Deux nouvelles attaques de requins sont survenues dans les eaux australiennes jeudi dernier. Les 11 et 14 juin une attaque était observée dans une station balnéaire de Caroline du nord. Trois adolescents étaient retrouvés blessés en l’espace de quelques jours à quelques kilomètres de distance. Début mai, un homme d’une cinquantaine d’année mourrait des suites d’une attaque de squale près de l’îlot Kouaré en Nouvelle-Calédonie. Á la Réunion, les squales font parler d’eux tous les mois ou presque. Depuis 2011, ce département de l’Océan Indien a recensé 17 attaques de requins dont 7 mortelles. Les "pro" et les "anti" se font la guerre. Les uns réclament la tête des bêtes, d’autres les acceptent arguant que les mers ne sont pas la propriété de l’Homme.
En Polynésie en revanche, les attaques sont rares, voire inexistantes à en croire Nicolas Buray, spécialiste des requins, diplômé de l’École pratique des hautes études et créateur de l’observatoire des requins de Polynésie (ORP). "Je crois qu’il faut bien faire la différence entre morsure et attaque. Les morsures sont provoquées directement ou indirectement par l’homme, c’est par exemple un chasseur sous-marin qui garde son poisson près de lui ou un pêcheur qui vide son poisson les pieds dans l’eau. C’est ce qui arrive en Polynésie. Les attaques surviennent lorsque le requin a faim, qu’il considère l’homme comme sa proie, ou bien lorsqu’il défend son territoire." Il n’y a pas disons de "provocation" par l’homme. À l’Île de la Réunion, les requins attaquent.
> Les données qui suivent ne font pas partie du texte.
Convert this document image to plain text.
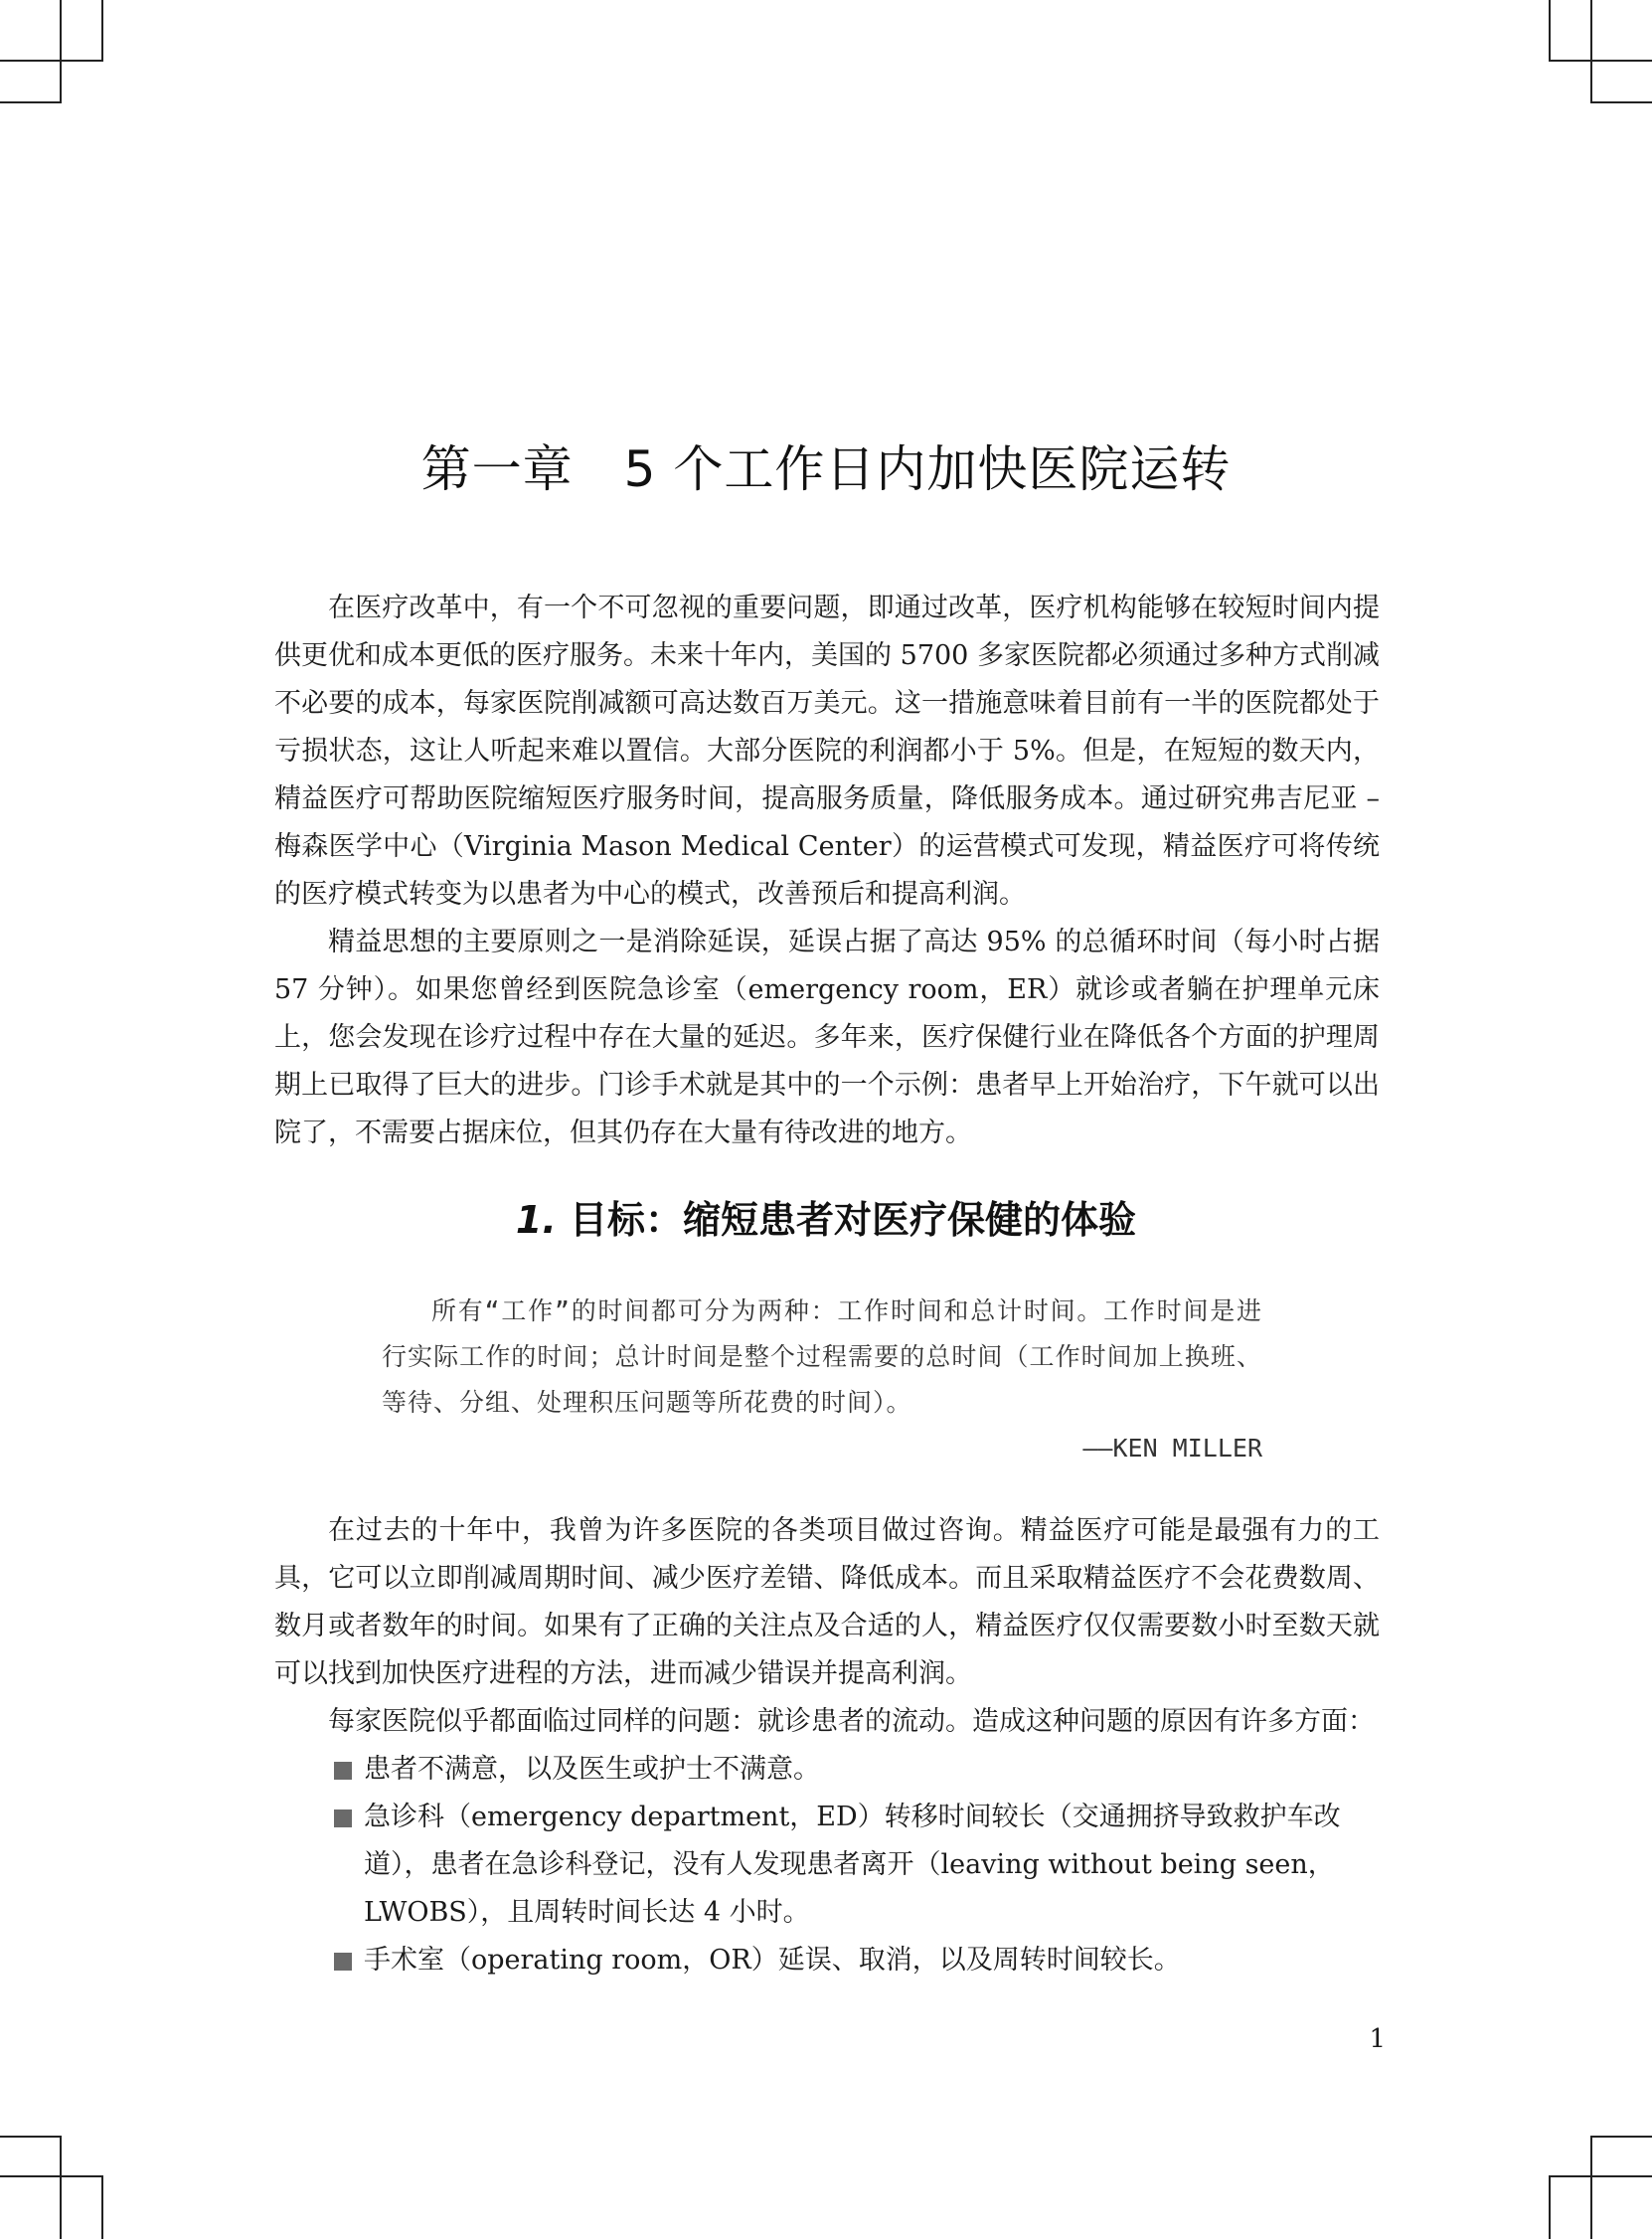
第一章　5 个工作日内加快医院运转

在医疗改革中，有一个不可忽视的重要问题，即通过改革，医疗机构能够在较短时间内提供更优和成本更低的医疗服务。未来十年内，美国的 5700 多家医院都必须通过多种方式削减不必要的成本，每家医院削减额可高达数百万美元。这一措施意味着目前有一半的医院都处于亏损状态，这让人听起来难以置信。大部分医院的利润都小于 5%。但是，在短短的数天内，精益医疗可帮助医院缩短医疗服务时间，提高服务质量，降低服务成本。通过研究弗吉尼亚 – 梅森医学中心（Virginia Mason Medical Center）的运营模式可发现，精益医疗可将传统的医疗模式转变为以患者为中心的模式，改善预后和提高利润。

精益思想的主要原则之一是消除延误，延误占据了高达 95% 的总循环时间（每小时占据 57 分钟）。如果您曾经到医院急诊室（emergency room，ER）就诊或者躺在护理单元床上，您会发现在诊疗过程中存在大量的延迟。多年来，医疗保健行业在降低各个方面的护理周期上已取得了巨大的进步。门诊手术就是其中的一个示例：患者早上开始治疗，下午就可以出院了，不需要占据床位，但其仍存在大量有待改进的地方。

1. 目标：缩短患者对医疗保健的体验

所有“工作”的时间都可分为两种：工作时间和总计时间。工作时间是进行实际工作的时间；总计时间是整个过程需要的总时间（工作时间加上换班、等待、分组、处理积压问题等所花费的时间）。

——KEN MILLER

在过去的十年中，我曾为许多医院的各类项目做过咨询。精益医疗可能是最强有力的工具，它可以立即削减周期时间、减少医疗差错、降低成本。而且采取精益医疗不会花费数周、数月或者数年的时间。如果有了正确的关注点及合适的人，精益医疗仅仅需要数小时至数天就可以找到加快医疗进程的方法，进而减少错误并提高利润。

每家医院似乎都面临过同样的问题：就诊患者的流动。造成这种问题的原因有许多方面：

患者不满意，以及医生或护士不满意。
急诊科（emergency department，ED）转移时间较长（交通拥挤导致救护车改道），患者在急诊科登记，没有人发现患者离开（leaving without being seen，LWOBS），且周转时间长达 4 小时。
手术室（operating room，OR）延误、取消，以及周转时间较长。
1
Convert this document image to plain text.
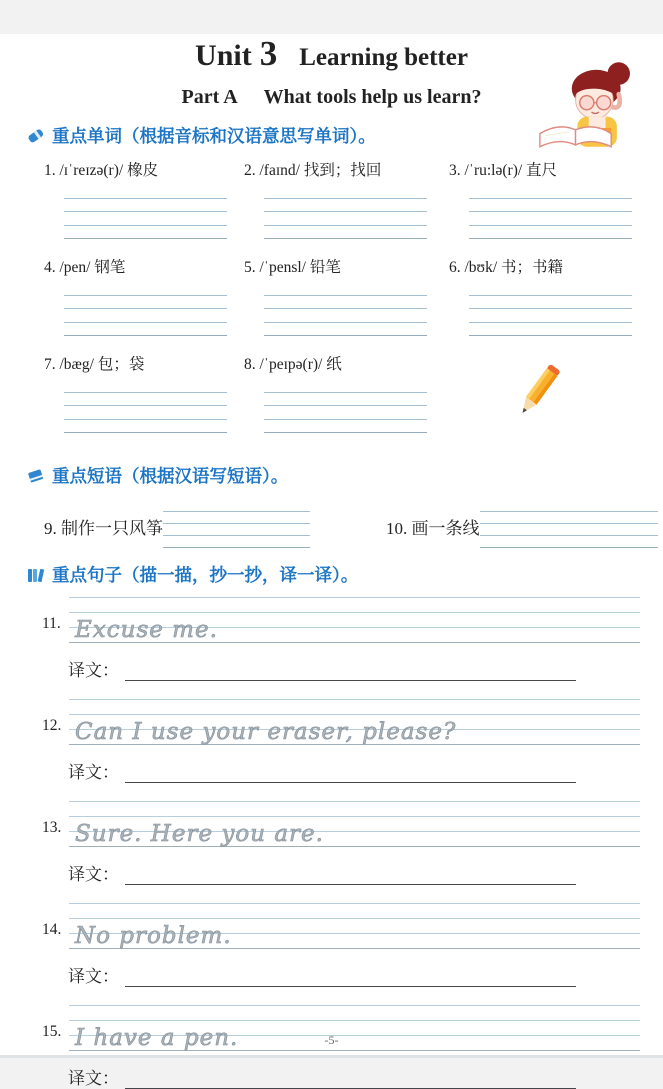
Unit 3 Learning better
Part A What tools help us learn?
重点单词（根据音标和汉语意思写单词）。
1. /ɪˈreɪzə(r)/ 橡皮	2. /faɪnd/ 找到；找回	3. /ˈru:lə(r)/ 直尺
4. /pen/ 钢笔	5. /ˈpensl/ 铅笔	6. /bʊk/ 书；书籍
7. /bæg/ 包；袋	8. /ˈpeɪpə(r)/ 纸
重点短语（根据汉语写短语）。
9. 制作一只风筝	10. 画一条线
重点句子（描一描，抄一抄，译一译）。
11. Excuse me.
译文：
12. Can I use your eraser, please?
译文：
13. Sure. Here you are.
译文：
14. No problem.
译文：
15. I have a pen.
译文：
-5-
En Polynésie lorsque les requins font parler d'eux, ils "mordent".
ESPÈCES ET TERRITOIRE
L’Île de la Réunion et la Polynésie française sont quasiment sur la même latitude. En revanche, ils ne sont pas sur la même longitude. Pas moins de 15 000 kilomètres les séparent. Difficile donc de les comparer. Pour autant, certaines hypothèses permettraient d’expliquer les différences observées entre les deux territoires. "D’abord ce ne sont pas les mêmes espèces," avance Nicolas Buray. "À la Réunion, il y a des requins Bouledogues, les C. leucas. Cette espèce est coupable avec les grands blancs et, dans une moindre mesure, les requins tigres, de 3/4 des attaques mortelles dans le monde."
Le requin Bouledogue est une espèce qui vit dans des milieux variés. Surnommé aussi le requin du Gange ou le requin du Zambèze, il se sent à l’aise dans les eaux peu salées, voire douce, dans les eaux turbides, etc. Il a pris ses marques autour de l’Île de la Réunion où l’eau n’est pas très claire à cause des rejets des nombreuses ravines et donc où l’espace était relativement libre. En Polynésie, les eaux sont très claires, de nombreuses espèces de requins y sont installées. Mais cela ne suffit pas à expliquer les attaques.
D’autres hypothèses, propres au département français de l’Océan indien, sont avancées pour expliquer les attaques : la surpêche de la région qui pousserait les squales à chercher leur nourriture plus près des côtés, la pollution et l’urbanisation, la présence d’une réserve naturelle marine (créée en 2007) devenue un véritable garde-manger pour les requins. Des hypothèses auxquelles n’adhère pas Nicolas Burray. À ce propos, il rappelle "qu’en Polynésie les requins sont protégés depuis 2006, ce qui n’a pas eu d’influence sur le nombre d’attaques".
EAUX TROUBLES ET ÉTAT D’ESPRIT
La présence du requin Bouledogue est anecdotique en Polynésie française, le requin blanc ne s’aventure pas dans nos eaux. Le requin tigre en revanche s’y plaît. Du moins revient-il au fenua ces dernières années. "Le tigre migre sans que l’on sache vraiment où, ni quand. Ce qui est sûr c’est qu’il s’est fait rare de 2000 à 2010", explique Nicolas Buray. Pourquoi n’attaque-t-il pas ? Peut-être grâce à la visibilité des eaux polynésiennes. Lorsqu’il remonte en surface pour chasser, qu’il suit une proie, le requin a plus de risque de confondre un poisson et un surfeur par exemple quand les eaux sont troubles.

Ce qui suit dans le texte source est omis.